Mein Freund Brendan fand es hässlich und sinnlos, aber in meinem alten WG-Zimmer hatte er nichts zu sagen. Als wir zusammengezogen sind, habe ich das Kissen neben unser Sofa gelegt. Unser Wohnzimmer ist nicht so groß wie mein altes Zimmer, Brendan sagte ständig: „Das Kissen brauchen wir nicht, da sitzt eh keiner drauf.“ Zunächst habe ich es hinter dem Sofa versteckt, damit es nicht stört.

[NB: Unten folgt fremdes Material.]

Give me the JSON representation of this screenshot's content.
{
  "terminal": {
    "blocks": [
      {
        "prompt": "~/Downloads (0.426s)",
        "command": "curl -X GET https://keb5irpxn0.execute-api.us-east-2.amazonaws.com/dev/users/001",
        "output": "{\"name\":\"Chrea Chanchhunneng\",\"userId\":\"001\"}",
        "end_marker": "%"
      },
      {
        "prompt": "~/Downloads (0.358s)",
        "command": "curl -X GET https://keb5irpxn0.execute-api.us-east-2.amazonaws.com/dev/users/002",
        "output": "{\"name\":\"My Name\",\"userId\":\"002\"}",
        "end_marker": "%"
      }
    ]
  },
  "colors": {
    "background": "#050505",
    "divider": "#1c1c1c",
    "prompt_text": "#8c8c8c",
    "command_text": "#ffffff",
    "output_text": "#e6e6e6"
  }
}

Eines Tages bin ich nach Hause gekommen und mein Freund sagte: „Guck mal, was ich verändert habe.“ Ich kam und kam nicht drauf. Erst Tage später fiel mir auf, dass das Kissen verschwunden war. Brendan hatte es einfach in den Keller gestellt. Ich hab mich darüber geärgert, war jedoch zu faul, es wieder hoch in die Wohnung zu holen. Ehrlich gesagt habe ich selbst nur einmal darauf gesessen. Ruth Fischer, 27

DIE SURFPOSTER

Früher hatte ich so eine richtige Jungs-Wohnung: schwarze und dunkle Möbel, viel Sportequipment und meine Surfbilder. Auf ihnen waren zwei Surfer in den Wellen zu sehen – und auf einem anderen eine Frau auf einem Surfbrett, in Schwarz-Weiß und gerahmt. Sehr ästhetisch, wie ich fand. Als meine Freundin Vivian und ich im Juni zusammengezogen sind, habe ich erst mal meine gesamte Einrichtung über Ebay-Kleinanzeigen verkauft. Am Tag des Umzugs standen wir trotzdem im Kisten-Chaos.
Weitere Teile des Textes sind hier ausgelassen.